The days when investment managers were sleeping partners, content to abstain at AGM votes and not to rock the boat, appear to be numbered. Fink suggests that “Companies must ask themselves: What role do we play in the community? How are we managing our impact on the environment? Are we working to create a diverse workforce? Are we adapting to technological change? Are we providing the retraining and opportunities that our employees and our business will need to adjust to an increasingly automated world? Are we using behavioural finance and other tools to prepare workers for retirement, so that they invest in a way that that will help them achieve their goals?”

Few listed companies in our region can answer “yes” to these questions; even fewer companies have been able to articulate their corporate purpose and long-term strategy and state them publicly. But in our view, BlackRock is absolutely right: companies’ ability to articulate a long term strategic purpose that is inclusive and responsible will increasingly inform the market’s judgement of their valuation.

Another area highlighted by Fink that should trouble regional firms is diversity in the boardroom: diversity of thought, background, and perspectives.
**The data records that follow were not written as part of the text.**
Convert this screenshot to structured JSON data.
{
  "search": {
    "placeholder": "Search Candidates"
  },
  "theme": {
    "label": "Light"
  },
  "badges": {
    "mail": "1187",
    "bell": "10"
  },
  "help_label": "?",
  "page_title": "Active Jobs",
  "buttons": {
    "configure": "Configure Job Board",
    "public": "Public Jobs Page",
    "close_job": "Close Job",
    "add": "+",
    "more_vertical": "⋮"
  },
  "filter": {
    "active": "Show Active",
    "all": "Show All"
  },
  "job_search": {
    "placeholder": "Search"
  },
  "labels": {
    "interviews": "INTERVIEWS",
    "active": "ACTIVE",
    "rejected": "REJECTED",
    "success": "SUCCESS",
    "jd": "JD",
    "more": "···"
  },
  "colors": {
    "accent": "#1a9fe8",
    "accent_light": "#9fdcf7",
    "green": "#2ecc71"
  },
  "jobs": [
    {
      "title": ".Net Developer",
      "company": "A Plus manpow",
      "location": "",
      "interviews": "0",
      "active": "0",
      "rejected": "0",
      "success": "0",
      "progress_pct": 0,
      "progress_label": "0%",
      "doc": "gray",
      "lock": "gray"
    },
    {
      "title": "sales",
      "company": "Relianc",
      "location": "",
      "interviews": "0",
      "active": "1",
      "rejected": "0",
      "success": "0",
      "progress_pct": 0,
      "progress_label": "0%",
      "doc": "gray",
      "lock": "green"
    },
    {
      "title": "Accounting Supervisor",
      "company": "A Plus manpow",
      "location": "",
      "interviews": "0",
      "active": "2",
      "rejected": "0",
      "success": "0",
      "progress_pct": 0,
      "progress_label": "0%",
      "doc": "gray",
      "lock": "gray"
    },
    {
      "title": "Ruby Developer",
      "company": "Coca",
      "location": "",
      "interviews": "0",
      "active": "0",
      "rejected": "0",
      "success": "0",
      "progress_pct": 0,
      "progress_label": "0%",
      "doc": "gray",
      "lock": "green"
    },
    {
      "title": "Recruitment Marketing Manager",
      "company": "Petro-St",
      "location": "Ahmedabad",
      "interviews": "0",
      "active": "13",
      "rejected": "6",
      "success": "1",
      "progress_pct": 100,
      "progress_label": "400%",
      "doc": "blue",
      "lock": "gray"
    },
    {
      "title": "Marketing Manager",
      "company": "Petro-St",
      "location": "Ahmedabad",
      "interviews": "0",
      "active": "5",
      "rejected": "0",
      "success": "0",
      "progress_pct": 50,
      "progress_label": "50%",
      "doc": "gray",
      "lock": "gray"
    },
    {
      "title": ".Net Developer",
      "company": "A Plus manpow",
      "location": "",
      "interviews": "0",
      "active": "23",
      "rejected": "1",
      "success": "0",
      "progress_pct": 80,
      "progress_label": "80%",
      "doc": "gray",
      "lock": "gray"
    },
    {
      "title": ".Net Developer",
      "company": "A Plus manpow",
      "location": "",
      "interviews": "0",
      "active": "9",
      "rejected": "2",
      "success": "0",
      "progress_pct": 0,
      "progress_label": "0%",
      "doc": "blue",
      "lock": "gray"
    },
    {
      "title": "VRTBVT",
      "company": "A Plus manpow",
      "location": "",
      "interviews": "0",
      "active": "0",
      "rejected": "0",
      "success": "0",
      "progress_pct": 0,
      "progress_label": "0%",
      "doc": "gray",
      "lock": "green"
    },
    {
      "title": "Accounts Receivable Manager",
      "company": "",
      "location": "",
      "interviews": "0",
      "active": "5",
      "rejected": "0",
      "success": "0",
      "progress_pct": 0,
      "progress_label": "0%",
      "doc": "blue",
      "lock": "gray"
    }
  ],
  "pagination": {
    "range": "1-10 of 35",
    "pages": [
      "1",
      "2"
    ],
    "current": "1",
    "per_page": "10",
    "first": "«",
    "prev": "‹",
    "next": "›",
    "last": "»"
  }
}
How many Boards of Directors in our region can really be called “diverse”?

The merit in diversity is increasingly provable by hard data: companies whose boards have more women, diversity of ethnicity and sector experience have been shown to outperform those of a more homogenous nature (McKinsey: Delivering through diversity). That should worry shareholders – it certainly worries Fink and BlackRock, and his letter contains a veiled promise that they will hold their invested companies to account on this score.

The views of BlackRock are not just another complication in running a listed company; they are a siren call that the old ways of doing business are no longer tenable in a fast-changing world. And they come from the voice of company owners: its shareholders. Corporate leaders in the Middle East need to pay close attention, and be ready to take action.